The term cultural heritage refers to non-renewable resources of cultural, scientific, spiritual or religious value—unique and irreplaceable artifacts and attributes of a group or society that are inherited from past generations, maintained in the present and bestowed for the benefit of future generations. 1 Cultural heritage is an expression of the ways of living developed by a community and passed on from generation to generation, including customs, practices, places, objects, artistic expressions and values.2 Heritage can be used by a people to outline their identity, values, beliefs, knowledge and traditions3 and therefore as a way to cope with today’s rapid socio-economic changes.4

The term ‘cultural heritage’ is used throughout Europe; in the USA the term ‘cultural resources’ is sometimes used in lieu of the full term ‘cultural heritage resources’.5

The concept of cultural heritage has two sub-categories: ‘tangible’ and ‘intangible’. Examples of tangible cultural heritage include moveable objects (artefacts) as well as immoveable objects (sites, structures, groups of structures, historic places, natural features, and/or landscapes6) deemed to be of cultural, historical, archaeological, paleontological significance.7 Examples of intangible cultural heritage include cultural practices and religious values, such as language, oral history, dances, music, cuisine, clothing, forms of shelter, traditional skills and technologies, religious ceremonies, performing arts, storytelling, etc. 8

References

  1. UNESCO Office in Cairo.
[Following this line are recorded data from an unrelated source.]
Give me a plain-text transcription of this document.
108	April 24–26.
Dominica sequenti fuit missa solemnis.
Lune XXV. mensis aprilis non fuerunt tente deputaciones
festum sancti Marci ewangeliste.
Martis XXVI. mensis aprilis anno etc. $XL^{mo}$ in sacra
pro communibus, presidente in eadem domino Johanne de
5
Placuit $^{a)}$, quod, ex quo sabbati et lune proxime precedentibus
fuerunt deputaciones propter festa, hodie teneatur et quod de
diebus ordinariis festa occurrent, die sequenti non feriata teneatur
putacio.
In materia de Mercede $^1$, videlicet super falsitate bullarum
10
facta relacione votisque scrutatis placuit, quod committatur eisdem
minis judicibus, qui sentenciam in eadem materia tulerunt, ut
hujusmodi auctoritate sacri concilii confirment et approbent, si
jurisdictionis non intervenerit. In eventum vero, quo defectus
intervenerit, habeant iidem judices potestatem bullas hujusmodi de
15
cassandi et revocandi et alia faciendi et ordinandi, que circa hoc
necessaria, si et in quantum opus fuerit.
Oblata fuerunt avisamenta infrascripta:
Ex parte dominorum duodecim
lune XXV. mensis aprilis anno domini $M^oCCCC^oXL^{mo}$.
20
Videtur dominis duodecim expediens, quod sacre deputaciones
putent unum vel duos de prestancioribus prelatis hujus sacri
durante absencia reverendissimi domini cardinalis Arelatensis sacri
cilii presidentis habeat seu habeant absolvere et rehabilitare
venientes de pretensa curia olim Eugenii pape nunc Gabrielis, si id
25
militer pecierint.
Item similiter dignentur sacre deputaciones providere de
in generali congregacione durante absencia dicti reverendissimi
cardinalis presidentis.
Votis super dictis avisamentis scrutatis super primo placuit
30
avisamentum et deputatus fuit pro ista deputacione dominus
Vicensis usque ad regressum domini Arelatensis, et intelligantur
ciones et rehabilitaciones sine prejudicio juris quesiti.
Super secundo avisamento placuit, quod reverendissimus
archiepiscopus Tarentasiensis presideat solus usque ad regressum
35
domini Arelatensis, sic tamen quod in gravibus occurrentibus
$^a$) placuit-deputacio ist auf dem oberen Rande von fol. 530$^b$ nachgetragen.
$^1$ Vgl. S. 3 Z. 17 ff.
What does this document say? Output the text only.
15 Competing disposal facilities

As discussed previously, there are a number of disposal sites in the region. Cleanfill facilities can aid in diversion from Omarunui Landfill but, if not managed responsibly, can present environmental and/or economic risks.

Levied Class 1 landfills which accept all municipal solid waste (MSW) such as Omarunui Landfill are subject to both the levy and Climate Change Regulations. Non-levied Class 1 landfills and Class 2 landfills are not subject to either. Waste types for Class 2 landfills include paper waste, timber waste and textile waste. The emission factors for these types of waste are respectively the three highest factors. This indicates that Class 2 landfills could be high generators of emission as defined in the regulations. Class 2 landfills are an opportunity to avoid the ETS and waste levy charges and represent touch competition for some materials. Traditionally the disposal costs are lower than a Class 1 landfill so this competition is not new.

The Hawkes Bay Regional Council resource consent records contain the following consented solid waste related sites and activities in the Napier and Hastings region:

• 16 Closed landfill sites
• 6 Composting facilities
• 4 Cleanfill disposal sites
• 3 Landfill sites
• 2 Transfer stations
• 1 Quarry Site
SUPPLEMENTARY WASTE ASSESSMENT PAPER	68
Tangible Cultural Heritage. UNESCO website.[Accessed 2014-March-25]. 

  2. ICOMOS, International Cultural Tourism Charter. Principles And Guidelines For Managing Tourism At Places Of Cultural And Heritage Significance. ICOMOS International Cultural Tourism Committee. 2002. 

  3. Council of Europe. 2005. Framework Convention on the Value of Cultural Heritage for Society.(article 2(a)) 

  4. UNESCO. 2006. A Guide for African Local Governments: Cultural heritage & local development. 

  5. http://en.wikipedia.org/wiki/Cultural_heritage_management 

  6. ‘Cultural landscapes’ refer to unique natural environmental features that embody cultural values (e.g., sacred groves) or which have been fashioned in unique ways by human activity over the course of time (e.g., the ‘longji rice terraces’). 

  7. [UNESCO Office in Cairo. Tangible Cultural Heritage. UNESCO website.[Accessed 2014-March-25].